The transaction is being conducted offshore in dollars, as the seller is a Hong Kong-based entity. The yuan, also known as renminbi, has strengthened about 10% against the dollar since 2008. Beijing, which controls the value of yuan, has been allowing the currency to rise in value in light of growing pressures from the U.S. and other Group of 20 countries that have blamed an unfairly valued yuan for exacerbating their trade deficits with China.

The Chinese government also is letting the yuan appreciate as part of its broader push to make it an international currency that can be used for cross-border trade and investment. However, many in the West have criticized the pace of yuan appreciation as too slow. Some U.S. officials have been trying to persuade Beijing to speed it up by positioning the exchange rate as an inflation-fighting mechanism. A more-valuable yuan makes imports cheaper for Chinese consumers.

Now, the yuan's appreciation certainly is good news for foreign investors who need to cash out their investments in China. In the case of Asia Pacific, the firm was forced to sell the building, called the Center, after it ran into trouble last year refinancing part of the debt on the property. The transaction is expected to close by the end of this week, the people with knowledge of the issue said.

"The decision to purchase the building has long been made by the board of directors, and Pacific Insurance is buying the building to make it our own office building," a spokeswoman at China Pacific Insurance said. A spokesman at Asia Pacific Land declined to comment.

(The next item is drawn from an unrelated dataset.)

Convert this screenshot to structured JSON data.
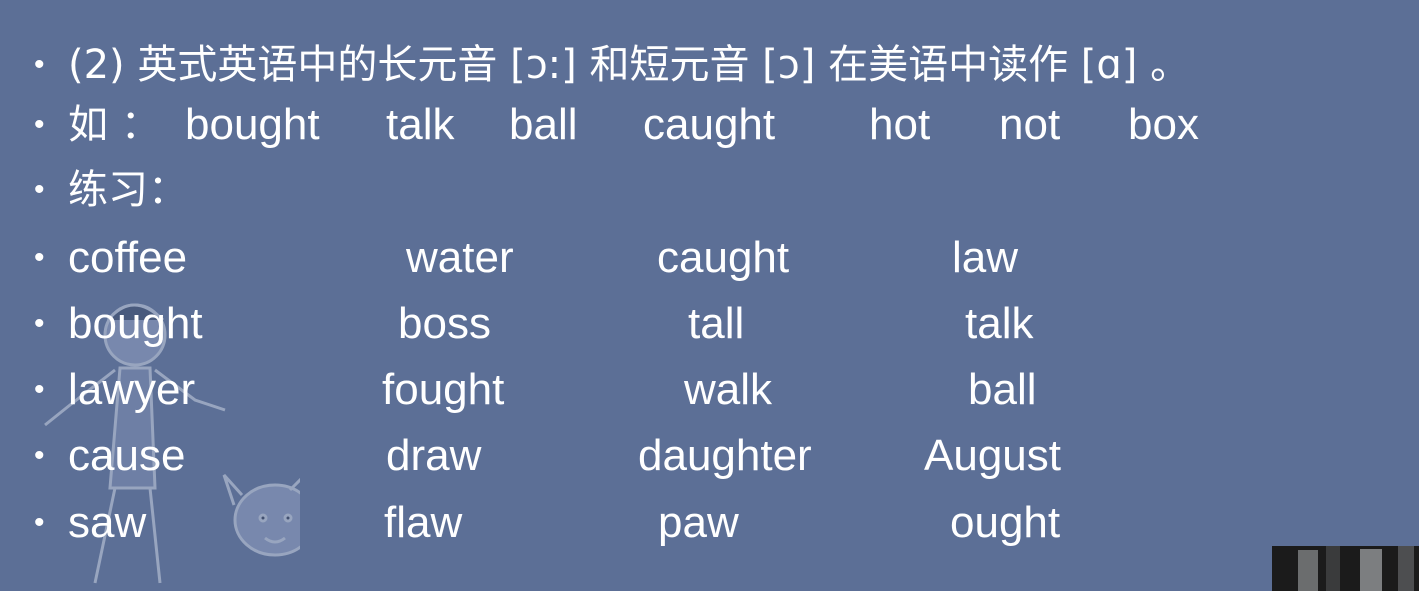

The deal also marks one of the first property purchases by a Chinese insurer since Beijing granted greater leeway last year for the country's insurance companies to invest in real estate. The move was designed to help the country's cash-rich insurers seek higher returns by investing in a wider array of asset classes.

Asia Pacific's purchase of the 98,300-square-meter (about 1,000,000-square-feet) tower in 2008 resembles scores of heavily indebted property deals in the U.S. that have brought down many developers and investors since the downturn but opened the doors for others to sweep in. The property was developed in 2004 by Hutchison Whampoa Ltd., a Hong Kong company controlled by billionaire Li Ka-shing.

The firm financed the 4.4-billion-yuan deal with 90% debt, which was provided by lenders including Germany's Aareal Bank AG, J.P. Morgan Chase & Co. and D.E. Shaw & Co., a prominent U.S. hedge-fund firm best known for its computer-driven investing business. Last year, Asia Pacific was left with little choice but to look for a buyer for the property amid difficulties refinancing part of the debt coming due, the people familiar with the matter said.

The sale process was led by D.E. Shaw, the people said. A spokesman for the firm declined to comment.

However, the timing didn't work in Asia Pacific's favor. Property transactions in mainland China have plummeted in the past year in the face of the government's efforts to cool down the country's real-estate markets. Total sales volume in Shanghai, for instance, totaled $3.9 billion last year, a 22% drop from 2009, according to property-research firm Real Capital Analytics.

But Asia Pacific still expects to get all its money back, largely because of the yuan's appreciation, the people said.